Security forces arrested 2,552 people across the country overnight Friday on "various charges," said a statement released Saturday by police headquarters in the capital Dhaka.
The arrests came after the president on Thursday declared a state of emergency, delayed elections, and stepped down as head of a caretaker government to end street demonstrations alleging the upcoming vote was rigged.
On Friday, President Iajuddin Ahmed swore in respected economist Fakhruddin Ahmed to replace him as head of the country's caretaker government, mandated to steer the nation through elections. The president said balloting has been deferred from the scheduled Jan. 22 date.
A 19-party political alliance led by a former prime minister, Sheikh Hasina, had threatened to boycott and disrupt the vote unless the president stepped aside as the head of the caretaker government and election reforms were put in place.

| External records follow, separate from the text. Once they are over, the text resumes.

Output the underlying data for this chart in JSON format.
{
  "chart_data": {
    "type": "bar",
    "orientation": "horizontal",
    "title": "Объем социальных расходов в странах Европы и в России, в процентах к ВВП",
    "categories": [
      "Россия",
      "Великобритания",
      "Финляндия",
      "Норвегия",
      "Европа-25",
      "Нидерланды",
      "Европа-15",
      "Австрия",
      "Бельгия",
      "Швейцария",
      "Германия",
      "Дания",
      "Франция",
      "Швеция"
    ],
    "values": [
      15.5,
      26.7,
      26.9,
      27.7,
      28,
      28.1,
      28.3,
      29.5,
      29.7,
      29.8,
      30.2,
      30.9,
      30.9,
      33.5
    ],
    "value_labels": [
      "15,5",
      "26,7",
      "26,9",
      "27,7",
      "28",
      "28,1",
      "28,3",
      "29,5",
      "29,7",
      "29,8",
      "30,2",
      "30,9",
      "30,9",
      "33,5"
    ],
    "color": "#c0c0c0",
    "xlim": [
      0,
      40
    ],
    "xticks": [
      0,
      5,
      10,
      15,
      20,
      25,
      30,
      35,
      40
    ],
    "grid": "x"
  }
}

Election Commission official Mihir Sarwar Murshed told reporters Saturday that the commission has suspended all election-related activities. He did not elaborate.
Soon after the new caretaker government chief was appointed, the alliance withdrew a planned series of transport blockades and strikes.
The Prothom Alo newspaper reported authorities detained some local politicians throughout Bangladesh, but no prominent leaders were arrested.
Troops and police also raided the homes of some political leaders' aides suspected of criminal activities or corruption, but made no arrests, the newspaper said.
The politicians were from both sides of the election dispute, the newspaper said.
Police said Saturday a former lawmaker, Kamal Majumder, was arrested the day before and has been jailed in the capital.
Soldiers arrested him at his Dhaka home, said police official Jasim, who uses only one name. Jasim would not name the charge. Majumder belongs to the Awami League party, a key force behind the election protests.
No new date has been set for the elections, and fears remained of further turmoil in a country with a history of coups, military rule and violently bitter democratic politics.
A four-party coalition led by former Prime Minister Khaleda Zia, meanwhile, said it hoped that the emergency would be temporary and the new caretaker administration would take steps soon to transfer power to an elected government.
"I hope all necessary steps will be taken as early as possible to hand over power to people's elected representatives in the interest of continuing democratic governance," coalition spokesman Abdul Mannan Bhuiyan said in a statement Friday.
At least 34 people have been killed in the often violent protests that started in October over the alleged attempt by the previous government, headed by Zia, to stack the Election Commission and rig polling lists.
The protests have crippled the country's economic and political process.
The new head of the caretaker government , Fakhruddin Ahmed, a former World Bank official, selected five advisers Saturday to help him run the country through to the next general elections, state-run television said.
President Ahmed, who still remains the country's mostly ceremonial head of state, swore in the advisers, who include ex-army and government officials, businessmen and a newspaper owner, Bangladesh Television said.
The new leader was expected to appointed five other advisers soon.